The same thing played out the next round against Pittsburgh. A dominating 6-3 win in Game 5 at home – much like the 6-0 win over Carolina on Saturday – set the stage for a classic road Game 6. Washington scored first. The Penguins tied it. But the Capitals were the team with enough juice left in overtime to take the series on Evgeny Kuznetsov’s game-winning goal. 

The best example of how the Capitals have worn down one opponent after another actually came last season in the Eastern Conference Final when they were down 3-2 to the Tampa Bay Lightning. Washington didn’t allow a goal in Games 6 and 7 and advanced. 

“Our team likes being on the road, plays well on the road, enjoys spending that time with each other,” Reirden said. “When you want to have success on the road you have to have contributions from everybody throughout your lineup.

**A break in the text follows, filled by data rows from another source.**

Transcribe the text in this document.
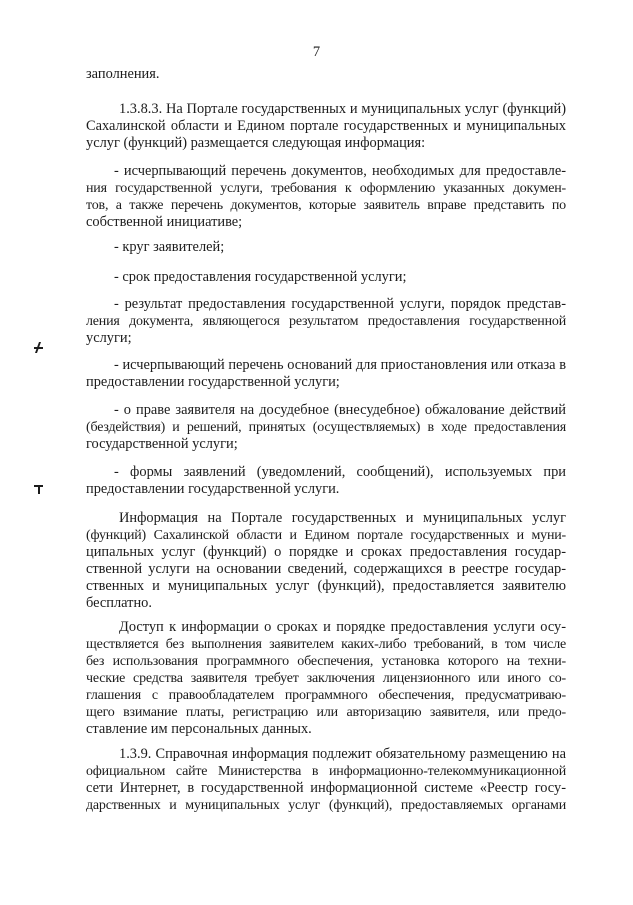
7
заполнения.
1.3.8.3. На Портале государственных и муниципальных услуг (функций)
Сахалинской области и Едином портале государственных и муниципальных
услуг (функций) размещается следующая информация:
- исчерпывающий перечень документов, необходимых для предоставле-
ния государственной услуги, требования к оформлению указанных докумен-
тов, а также перечень документов, которые заявитель вправе представить по
собственной инициативе;
- круг заявителей;
- срок предоставления государственной услуги;
- результат предоставления государственной услуги, порядок представ-
ления документа, являющегося результатом предоставления государственной
услуги;
- исчерпывающий перечень оснований для приостановления или отказа в
предоставлении государственной услуги;
- о праве заявителя на досудебное (внесудебное) обжалование действий
(бездействия) и решений, принятых (осуществляемых) в ходе предоставления
государственной услуги;
- формы заявлений (уведомлений, сообщений), используемых при
предоставлении государственной услуги.
Информация на Портале государственных и муниципальных услуг
(функций) Сахалинской области и Едином портале государственных и муни-
ципальных услуг (функций) о порядке и сроках предоставления государ-
ственной услуги на основании сведений, содержащихся в реестре государ-
ственных и муниципальных услуг (функций), предоставляется заявителю
бесплатно.
Доступ к информации о сроках и порядке предоставления услуги осу-
ществляется без выполнения заявителем каких-либо требований, в том числе
без использования программного обеспечения, установка которого на техни-
ческие средства заявителя требует заключения лицензионного или иного со-
глашения с правообладателем программного обеспечения, предусматриваю-
щего взимание платы, регистрацию или авторизацию заявителя, или предо-
ставление им персональных данных.
1.3.9. Справочная информация подлежит обязательному размещению на
официальном сайте Министерства в информационно-телекоммуникационной
сети Интернет, в государственной информационной системе «Реестр госу-
дарственных и муниципальных услуг (функций), предоставляемых органами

That makes you a very difficult team to match up as the home coach. So by us having the seven 20-goal scorers, we were a difficult match.

"And now, we started to see a little bit more of our depth scoring [Saturday]. … It certainly becomes an easier road assignment for the coach -- I can tell you. That’s an advantage for us.”

The Lightning last May looked like a boxer that had taken too many blows to the head after the Capitals blitzed them in Game 6.

If you looked closely on Saturday, you saw elements of that when Carolina defenseman Dougie Hamilton raced back for a puck, knew Alex Ovechkin was steaming right behind him, and gave up on the play. Hamilton didn’t appear to want to pay the price for winning that race and instead Ovechkin took the puck away and fed Brett Connolly in front for the goal that put Washington up 3-0. 

Maybe Carolina regroups tonight. The Hurricanes are a young team, but with grizzled veterans like Jordan Staal and Justin Williams who have won multiple Stanley Cups between them. They won’t play scared. The crowd at PNC Arena will be a factor. They do not want their season to end.

But these Capitals are a different breed. Time and again the past three years they have grinded their opponents into dust so by the time the series reaches this point there isn’t enough fight left to them.     

“We’ve just got to regroup here and move forward,” center Nicklas Backstrom said. “That was just a 3-2 lead. Toughest one is the last one. We haven’t been happy with the way we’ve played in Carolina so far. Let’s change that.”